Un conducteur de travaux ou un ingénieur bureau d'études qui veut facturer ses missions en direct se heurte vite à une question que les autres métiers du conseil connaissent moins : sa responsabilité civile professionnelle couvre-t-elle vraiment les chantiers, et que devient sa garantie décennale s'il quitte le statut de salarié classique ? Le portage salarial apporte une réponse, à condition de bien vérifier ce point avant de signer.
Le portage salarial permet à un professionnel du BTP (ingénieur, conducteur de travaux, économiste de la construction, chargé d'affaires) de facturer ses missions tout en gardant le statut de salarié. La société de portage transforme le chiffre d'affaires en salaire, gère les cotisations sociales, et garantit un minimum brut mensuel d'environ 2 730 euros en 2026 pour un profil Senior (CCN IDCC 3219), à condition de vérifier sa couverture RC Pro et décennale.
Pourquoi le secteur du BTP se prête au portage salarial
Le bâtiment et les travaux publics comptent parmi les secteurs français où l'indépendance professionnelle est la plus répandue. Plus de 20 % des actifs du BTP exercent en dehors du salariat classique, un chiffre porté par la nature même de l'activité : des chantiers avec un début et une fin, des besoins d'expertise ponctuels sur des phases précises (études, exécution, réception), et des maîtres d'ouvrage qui préfèrent mobiliser une compétence rare plutôt que recruter en CDI pour un projet de dix-huit mois.
Cette logique de mission bornée colle presque parfaitement au fonctionnement du portage salarial. Chaque intervention donne lieu à une lettre de mission distincte, sans qu'il soit nécessaire de créer une structure juridique à chaque nouveau chantier. Et contrairement à l'auto-entreprise, le statut n'impose aucun plafond de chiffre d'affaires qui viendrait limiter l'activité d'un consultant BTP en forte demande.
Le portage salarial dans le BTP est réservé aux missions à caractère intellectuel : conseil, ingénierie, pilotage, expertise technique. La loi encadre strictement le dispositif, qui reste inaccessible aux artisans exerçant un métier manuel réglementé et aux professions soumises à un ordre.

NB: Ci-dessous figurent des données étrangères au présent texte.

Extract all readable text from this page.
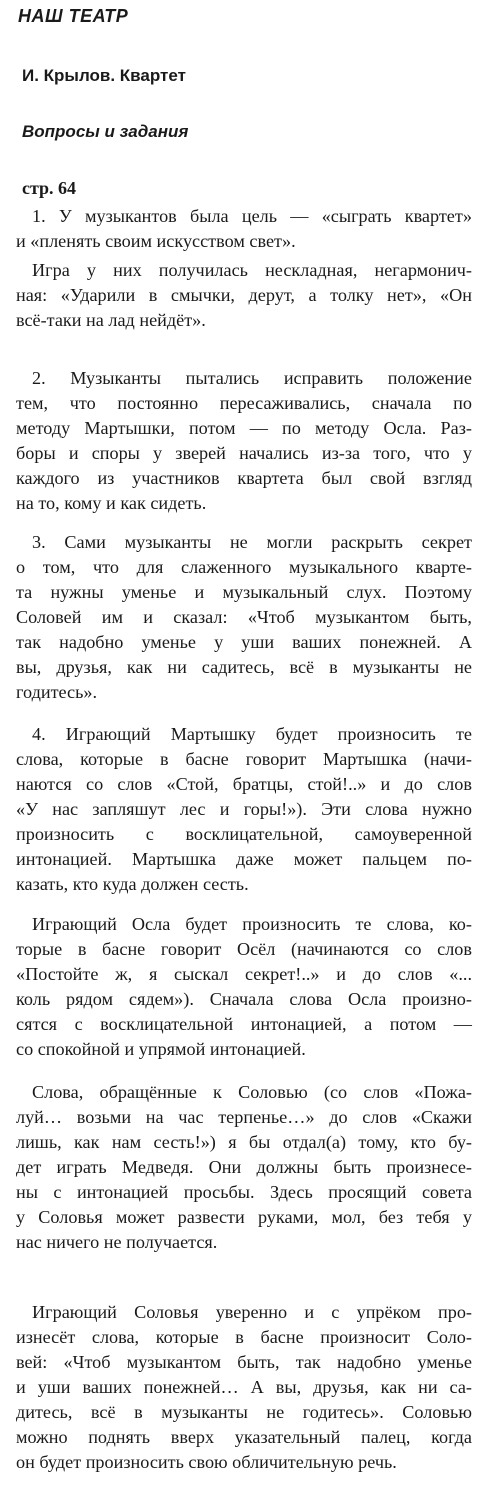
НАШ ТЕАТР
И. Крылов. Квартет
Вопросы и задания
стр. 64
1. У музыкантов была цель — «сыграть квартет»
и «пленять своим искусством свет».
Игра у них получилась нескладная, негармонич-
ная: «Ударили в смычки, дерут, а толку нет», «Он
всё-таки на лад нейдёт».
2. Музыканты пытались исправить положение
тем, что постоянно пересаживались, сначала по
методу Мартышки, потом — по методу Осла. Раз-
боры и споры у зверей начались из-за того, что у
каждого из участников квартета был свой взгляд
на то, кому и как сидеть.
3. Сами музыканты не могли раскрыть секрет
о том, что для слаженного музыкального кварте-
та нужны уменье и музыкальный слух. Поэтому
Соловей им и сказал: «Чтоб музыкантом быть,
так надобно уменье у уши ваших понежней. А
вы, друзья, как ни садитесь, всё в музыканты не
годитесь».
4. Играющий Мартышку будет произносить те
слова, которые в басне говорит Мартышка (начи-
наются со слов «Стой, братцы, стой!..» и до слов
«У нас запляшут лес и горы!»). Эти слова нужно
произносить с восклицательной, самоуверенной
интонацией. Мартышка даже может пальцем по-
казать, кто куда должен сесть.
Играющий Осла будет произносить те слова, ко-
торые в басне говорит Осёл (начинаются со слов
«Постойте ж, я сыскал секрет!..» и до слов «...
коль рядом сядем»). Сначала слова Осла произно-
сятся с восклицательной интонацией, а потом —
со спокойной и упрямой интонацией.
Слова, обращённые к Соловью (со слов «Пожа-
луй… возьми на час терпенье…» до слов «Скажи
лишь, как нам сесть!») я бы отдал(а) тому, кто бу-
дет играть Медведя. Они должны быть произнесе-
ны с интонацией просьбы. Здесь просящий совета
у Соловья может развести руками, мол, без тебя у
нас ничего не получается.
Играющий Соловья уверенно и с упрёком про-
изнесёт слова, которые в басне произносит Соло-
вей: «Чтоб музыкантом быть, так надобно уменье
и уши ваших понежней… А вы, друзья, как ни са-
дитесь, всё в музыканты не годитесь». Соловью
можно поднять вверх указательный палец, когда
он будет произносить свою обличительную речь.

Il vise les cadres et experts en études, conduite d'opération ou assistance à maîtrise d'ouvrage (source : article L1254-2 du Code du travail sur les activités éligibles au portage salarial).
Quels métiers du BTP peuvent réellement passer en portage salarial ?
Tous les métiers du bâtiment ne sont pas logés à la même enseigne face au portage salarial. Le dispositif s'adresse aux prestations intellectuelles identifiables et facturables à un client, pas à l'exécution manuelle d'un ouvrage.
Sont concernés en pratique : l'ingénieur en bureau d'études (structure, fluides, VRD), le conducteur de travaux qui pilote un chantier pour le compte d'un maître d'ouvrage, l'économiste de la construction qui chiffre les projets, le chargé d'affaires BTP, le coordonnateur SPS (sécurité et protection de la santé), ou encore le consultant en assistance à maîtrise d'ouvrage (AMO). Les architectes, eux, restent en principe rattachés à leur ordre professionnel et à des règles d'exercice spécifiques ; le portage concerne davantage les missions de conseil technique connexes que l'exercice réglementé de la profession elle-même.
Ne sont en revanche pas éligibles les métiers d'exécution manuelle du bâtiment : maçon, électricien, plombier, charpentier. Ces professions relèvent d'un savoir-faire technique et manuel, pas d'une prestation intellectuelle au sens où la loi définit le portage salarial. Un électricien indépendant qui veut sécuriser son statut se tournera plutôt vers la micro-entreprise, la SASU ou une coopérative d'activité et d'emploi (CAE), selon son volume d'affaires.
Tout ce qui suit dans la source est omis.